Lakehouse and Warehouse: sharing data between environments

Introduction

In Adevinta Spain, we want to get the most out of the data that we manage. To achieve this goal, and due to the huge amounts of data to be stored, we had to implement storage systems based on Lakehouses and Data Warehouses.

Once the storage systems were in place we faced another problem: Data Engineers, Data Analysts, Data Scientists and other users want to explore and experiment with data located in the production environments in an easy way. We, on the other hand, want to isolate the production environments from the users so that they cannot damage the production processes running there.

In this article we will explain the solution that we have implemented to resolve this problem: protecting the production environments while still allowing users to use the data located there.

Components for processing and consuming data

In this diagram we show all the basic components for processing and consuming data. Other diagrams may have the same components with different names — but the functionality is the same.

Let’s focus on the storage layer where we can find the Lakehouse and Data Warehouse.

Storage layer

In the diagram you can see three different elements:

Lakehouse: at Adevinta Spain we use AWS S3.
Data Warehouse: following our AWS platform choice, we use AWS Redshift.
Metastore: in our case we are using Hive Metastore (we could also have used Glue).

Current situation (environment isolation)

Our production environment must be isolated from other environments because we do not want to break production processes. This creates different, isolated environments containing the same processing and storage components. So notebooks in the sandbox environment can not break data located in the integration or production environments.

The problem with data

The problem with having different and isolated environments is that, in pre-production environments, the amount of data available will probably be much lower than that which is generated in production.

Data Analysts, Data Scientists, Data Engineers, Machine Learning Engineers, and anyone working with big data, will need to work with enough data to develop and test their pipelines. Ideally, the development environment should offer the same amount of data that they would find in the production environment.

So now, we face the following problem: users want to be able to work with huge amounts of data in an easy and fast way. However, we want them to work in isolated environments because we do not want them to break anything in the production environment.

The solution

We need to provide a solution where applications like notebooks running in isolated environments, such as integration, can access production storage.

Lakehouse, AWS S3

When using a notebook (for example a Databricks notebook) and a metastore, the first thing it will do is ask the metastore where the data is physically located. Once the metastore responds, the notebook will go to the path in AWS S3 where the data is stored using the permissions given by the IAM Role.

Lakehouse, sharing data with Waggle Dance

Waggle Dance is a request routing Hive metastore proxy that allows tables to be concurrently accessed across multiple Hive deployments.
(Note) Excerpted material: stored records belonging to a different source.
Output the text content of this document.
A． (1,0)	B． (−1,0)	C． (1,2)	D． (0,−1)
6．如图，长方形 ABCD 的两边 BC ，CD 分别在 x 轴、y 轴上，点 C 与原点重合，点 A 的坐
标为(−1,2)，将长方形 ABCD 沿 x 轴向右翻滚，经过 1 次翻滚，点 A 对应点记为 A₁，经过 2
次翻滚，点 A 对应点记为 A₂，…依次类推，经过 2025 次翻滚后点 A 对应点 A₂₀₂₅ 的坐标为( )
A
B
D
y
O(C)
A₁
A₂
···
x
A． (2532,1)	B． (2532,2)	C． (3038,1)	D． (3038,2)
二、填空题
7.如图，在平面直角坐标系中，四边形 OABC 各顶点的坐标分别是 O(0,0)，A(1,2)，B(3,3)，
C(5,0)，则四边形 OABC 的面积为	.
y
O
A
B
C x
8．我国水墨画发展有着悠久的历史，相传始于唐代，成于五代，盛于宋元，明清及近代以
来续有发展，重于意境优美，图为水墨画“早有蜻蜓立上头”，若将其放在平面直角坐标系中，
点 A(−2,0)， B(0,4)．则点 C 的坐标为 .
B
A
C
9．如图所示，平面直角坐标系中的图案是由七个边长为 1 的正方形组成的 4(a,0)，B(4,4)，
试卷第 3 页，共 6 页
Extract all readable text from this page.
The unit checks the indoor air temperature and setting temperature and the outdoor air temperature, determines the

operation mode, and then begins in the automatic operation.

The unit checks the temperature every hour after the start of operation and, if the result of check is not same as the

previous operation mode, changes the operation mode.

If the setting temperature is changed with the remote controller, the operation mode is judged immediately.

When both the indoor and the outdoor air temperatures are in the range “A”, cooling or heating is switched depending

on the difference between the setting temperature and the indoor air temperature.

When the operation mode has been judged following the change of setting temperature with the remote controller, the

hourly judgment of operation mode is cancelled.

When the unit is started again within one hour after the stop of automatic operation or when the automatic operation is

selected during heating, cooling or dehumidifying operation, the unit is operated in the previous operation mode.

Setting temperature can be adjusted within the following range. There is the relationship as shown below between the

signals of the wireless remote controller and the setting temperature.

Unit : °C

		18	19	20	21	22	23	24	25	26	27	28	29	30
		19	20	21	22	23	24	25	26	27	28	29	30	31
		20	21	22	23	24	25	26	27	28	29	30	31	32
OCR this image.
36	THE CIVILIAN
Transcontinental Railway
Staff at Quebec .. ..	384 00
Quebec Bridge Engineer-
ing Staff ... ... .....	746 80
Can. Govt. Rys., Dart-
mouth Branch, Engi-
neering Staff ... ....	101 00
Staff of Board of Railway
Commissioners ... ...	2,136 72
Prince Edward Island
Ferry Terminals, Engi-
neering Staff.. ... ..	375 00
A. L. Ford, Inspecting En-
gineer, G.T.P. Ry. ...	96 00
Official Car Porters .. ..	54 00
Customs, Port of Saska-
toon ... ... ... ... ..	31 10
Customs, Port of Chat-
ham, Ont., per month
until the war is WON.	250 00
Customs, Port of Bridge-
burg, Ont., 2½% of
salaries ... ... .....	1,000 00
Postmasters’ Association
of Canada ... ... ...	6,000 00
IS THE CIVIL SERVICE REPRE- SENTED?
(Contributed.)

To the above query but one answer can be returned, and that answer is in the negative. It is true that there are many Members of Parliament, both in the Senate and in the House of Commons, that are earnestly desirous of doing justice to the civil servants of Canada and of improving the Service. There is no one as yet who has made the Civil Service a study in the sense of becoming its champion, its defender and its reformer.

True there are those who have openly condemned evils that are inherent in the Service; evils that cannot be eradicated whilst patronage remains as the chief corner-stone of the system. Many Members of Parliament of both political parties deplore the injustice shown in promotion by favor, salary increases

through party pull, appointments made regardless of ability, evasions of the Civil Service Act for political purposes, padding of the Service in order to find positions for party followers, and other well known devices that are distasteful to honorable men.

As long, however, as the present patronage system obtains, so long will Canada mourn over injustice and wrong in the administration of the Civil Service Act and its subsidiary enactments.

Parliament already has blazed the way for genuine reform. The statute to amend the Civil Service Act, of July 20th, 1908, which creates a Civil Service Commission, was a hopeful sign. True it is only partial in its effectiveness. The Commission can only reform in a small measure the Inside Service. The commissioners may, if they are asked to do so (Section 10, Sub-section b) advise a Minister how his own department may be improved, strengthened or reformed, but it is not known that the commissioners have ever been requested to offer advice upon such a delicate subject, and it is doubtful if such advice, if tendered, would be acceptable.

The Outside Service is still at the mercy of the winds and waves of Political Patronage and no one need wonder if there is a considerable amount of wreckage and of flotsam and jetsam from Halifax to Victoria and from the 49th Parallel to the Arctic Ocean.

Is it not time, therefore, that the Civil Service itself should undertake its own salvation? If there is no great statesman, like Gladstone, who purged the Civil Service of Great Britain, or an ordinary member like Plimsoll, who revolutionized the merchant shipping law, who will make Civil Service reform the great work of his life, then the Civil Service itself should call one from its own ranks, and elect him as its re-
In short, Waggle Dance provides a unified endpoint with which you can describe, query and join tables that may exist in multiple distinct Hive deployments. Such deployments may exist in disparate regions, accounts, or clouds (security and network permitting).

Find out more here.

The process breaks down like this:

A laptop located in the integration environment requests a table
The Waggle Dance, also located in the integration environment, checks its configuration and decides whether the relevant metastore is located in the production or integration environment
The table request is routed to the correct metastore according to the Waggle Dance determination

For example, this configuration could be based on some prefix. In the below example, the pro_ prefix. When using this prefix the data to be retrieved will be located in the production environment instead of the integration one.

Data Warehouse on AWS Redshift

The Adevinta Spain Data Warehouse is implemented on top of the newer AWS Redshift RA3. What makes RA3 different from the old Redshift is that, in the new implementation, computation and storage are separated.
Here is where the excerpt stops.